As described above, in the bioimpedance measuring apparatus according to the present invention, a plurality of electrodes for detecting an electrical signal relating to the bioimpedance of the surface of the living body and a holder for holding the plurality of electrodes are provided. Since a plurality of electrodes are two-dimensionally arranged on this holder at a predetermined interval, it is possible to simultaneously measure two-dimensional data under the same conditions to improve the accuracy and to simultaneously measure a plurality of points at a time. Since the data can be acquired, the efficiency of searching for acupoints of the living body is greatly improved.

In particular, according to the invention of claim 7, the position of the acupuncture point or the like of the living body can be accurately detected, and the stimulation pulse can be accurately applied to the position, so that the treatment efficiency can be improved.

[Brief description of drawings]

FIG. 1 is a schematic block diagram showing the overall configuration of a bioelectrical impedance measuring apparatus according to an embodiment of the present invention.

FIG. 2A is a schematic plan view showing an electrode arrangement of array electrodes, and FIG. 2B is a schematic side view illustrating an example of using the array electrodes.

FIG. 3 is a schematic circuit diagram showing a configuration of a main part of a pulser system.

FIG. 4 is a schematic timing chart illustrating the operation of each unit and its signal waveform.

FIG. 5 is a schematic equivalent circuit diagram illustrating characteristics of bioimpedance.

[Explanation of symbols]

 1 array electrode 2 pulsar system 3 measurement system 4 biostimulation system a1 ... an electrode bn earth side electrode 11 holder 21 pulse generation circuit 22 first control signal generation unit 23 switch circuit c1 ... cn analog switch 31 integration circuit 32 hold circuit 33 amplifier 34 DSC 35 monitor 41 singular point identification unit 42 stimulation pulse generation circuit 43 second control signal generation unit

Claims (10)

[Claims] 1. A bio-impedance measuring apparatus for acquiring bio-information based on bio-impedance from an electro-signal related to bio-impedance of a bio-surface, a plurality of electrodes for detecting the electric signal, and a holder for holding the plurality of electrodes And a plurality of the electrodes arranged two-dimensionally on the holder at predetermined intervals. 2. The bioimpedance measuring device according to claim 1, further comprising pulser means for sequentially applying electric pulses of a predetermined frequency to the plurality of electrodes. 3. The pulser means comprises a pulse source for generating the electric pulse, and a plurality of analog switches for individually supplying the electric pulse generated by the pulse source to the plurality of electrodes.
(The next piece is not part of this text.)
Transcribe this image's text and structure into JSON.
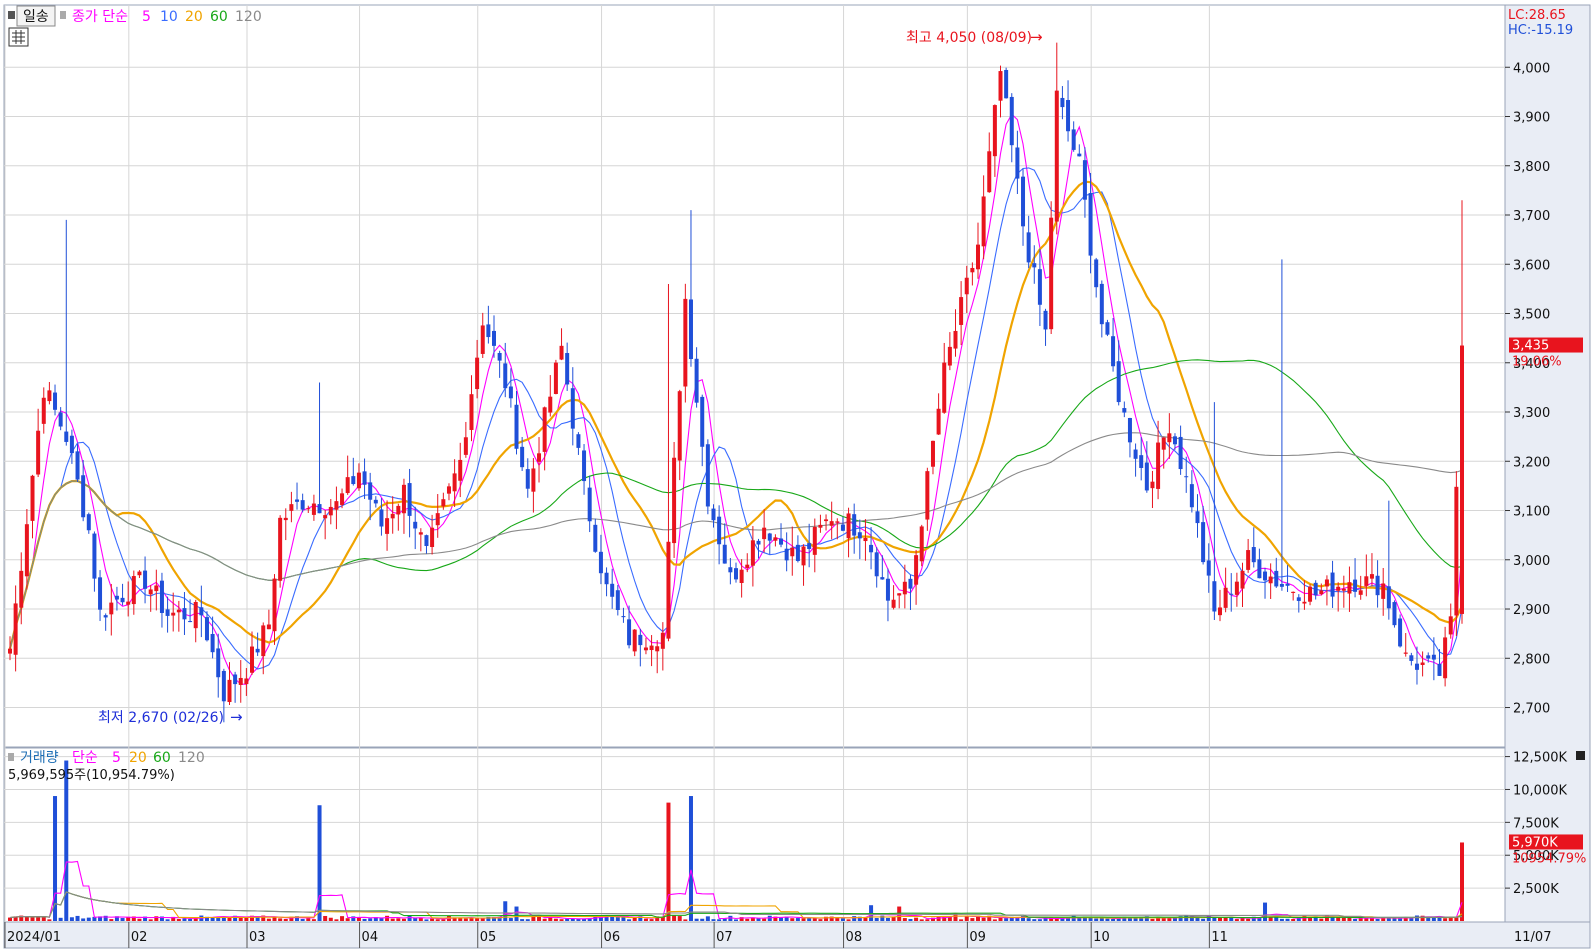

The bioimpedance measuring device described. 4. The bioelectrical impedance measuring device according to claim 1, further comprising a biometric information acquisition unit that acquires the biometric information based on the electrical signal detected by each of the plurality of electrodes. . 5. The bioelectrical impedance measuring apparatus according to claim 4, wherein the biometric information acquisition unit includes a monitor that displays the biometric information acquired for each of the plurality of electrodes. 6. The monitor is a liquid crystal monitor.
The bioimpedance measuring device described. 7. A singular point of a change in bioelectrical impedance is specified for each of the plurality of electrodes based on the biometric information acquired by the biometric information acquisition means, and a desired one of the plurality of electrodes corresponding to the specified singular point is specified. 7. The bioimpedance measuring device according to claim 5, further comprising biostimulation means for applying a biostimulation pulse to the electrode. 8. The bioimpedance measuring device according to claim 1, wherein the holding body is formed of a bendable elastic body along the roundness of the living body surface. 9. The bioimpedance measuring device according to claim 8, wherein the plurality of electrodes are conductive rubber electrodes. 10. The bioelectrical impedance measuring device according to claim 1, wherein the biometric information is information on acupuncture points on the surface of the biological body.